Income Falls Short Of Funding One Child’s Fees - determine the level of fees you can afford and apply capital to the shortfall and the period the school fees overlap.  If they wish to fund £ 8,000 p.a. from income, then the likely requirement for capital is £ 64,000 (5 x £ 2,000 + 4 x £ 10,000 + 7 x £ 2,000). 

  

Income & Capital Falls Short Of Funding Both Children’s Fees - determine the level of fees you can afford and apply capital to the shortfall and the period the school fees overlap.  When the capital is exhausted you might consider taking a loan drawn down against the equity in your property, in this way interest is only paid on the loan as it is drawn. 

  

These strategies assume school fee inflation is offset to some degree by inflation and that the return on capital approximately equals fee inflation. 

  

Funding Fees From A Single Capital Payment - as a rule of thumb… to calculate the capital required to fund fees from a single lump sum payment you might use the total of the uninflected fees.  The likely requirement for capital is £ 120,000 (5 x £ 10,000 + 7 x £ 10,000). 

  

Many independent schools offer discounts where some or all a child's fees are paid in advance; this is commonly known as Composition Fees.  Capital applied in this way is immediately removed from the investor’s estate; which has potential IHT planning implications.  

  

Spread The Cost - many parents will experience difficulties in funding school fees from taxed income and it may become necessary to borrow to fund fees. 

  

Some planners suggest raising capital, which is then invested to fund the school fees.  This is a higher risk approach however, than arranging a credit line and only drawing a loan down as required.   

  

The effect is to spread a proportion of the fees over a longer period; which can help make to make school and university fees, more affordable.  
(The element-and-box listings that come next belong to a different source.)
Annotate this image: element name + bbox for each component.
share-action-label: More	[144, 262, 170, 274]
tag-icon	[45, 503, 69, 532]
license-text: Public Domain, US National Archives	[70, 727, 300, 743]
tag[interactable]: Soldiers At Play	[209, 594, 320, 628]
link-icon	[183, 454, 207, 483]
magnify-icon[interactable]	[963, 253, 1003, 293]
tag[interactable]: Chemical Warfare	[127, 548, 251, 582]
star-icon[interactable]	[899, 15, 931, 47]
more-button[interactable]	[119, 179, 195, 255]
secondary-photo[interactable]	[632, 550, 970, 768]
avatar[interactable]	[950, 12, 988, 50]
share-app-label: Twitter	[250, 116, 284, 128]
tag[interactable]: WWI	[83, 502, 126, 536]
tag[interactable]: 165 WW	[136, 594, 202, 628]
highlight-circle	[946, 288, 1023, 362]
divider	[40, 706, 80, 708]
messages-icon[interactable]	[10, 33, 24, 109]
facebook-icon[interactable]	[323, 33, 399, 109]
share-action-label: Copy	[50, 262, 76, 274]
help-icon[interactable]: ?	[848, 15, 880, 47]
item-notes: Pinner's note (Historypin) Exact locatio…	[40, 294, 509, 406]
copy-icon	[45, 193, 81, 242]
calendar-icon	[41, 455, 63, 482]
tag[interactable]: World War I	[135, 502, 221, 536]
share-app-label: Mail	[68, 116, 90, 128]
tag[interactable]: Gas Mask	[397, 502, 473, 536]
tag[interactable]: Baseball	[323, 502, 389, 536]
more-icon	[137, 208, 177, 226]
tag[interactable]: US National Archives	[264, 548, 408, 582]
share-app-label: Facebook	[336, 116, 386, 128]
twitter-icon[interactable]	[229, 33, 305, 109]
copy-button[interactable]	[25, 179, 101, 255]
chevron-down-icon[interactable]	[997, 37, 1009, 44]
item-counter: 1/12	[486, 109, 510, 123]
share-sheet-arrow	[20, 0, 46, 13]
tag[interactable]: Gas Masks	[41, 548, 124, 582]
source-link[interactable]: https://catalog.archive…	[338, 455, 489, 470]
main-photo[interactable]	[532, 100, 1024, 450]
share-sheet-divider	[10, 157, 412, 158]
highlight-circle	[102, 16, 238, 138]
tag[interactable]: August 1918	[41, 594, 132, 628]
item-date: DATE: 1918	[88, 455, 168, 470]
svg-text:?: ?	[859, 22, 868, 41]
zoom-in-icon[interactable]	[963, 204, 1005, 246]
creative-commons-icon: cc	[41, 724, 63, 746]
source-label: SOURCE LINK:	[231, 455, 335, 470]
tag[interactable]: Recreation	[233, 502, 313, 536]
Children’s Interest Taxed As The Parents  - If parents invest for the benefit of their own child, aged under 18, the income arising from the investment is taxed as if it were the parents.  However, a parent can utilise a child’s capital gains tax allowance (£ 9200 2008/09).

  

Grandparent Planning - Grandparents (and others) can, not only utilise the child’s personal income and capital gains tax allowances, there can also be Inheritance Tax savings.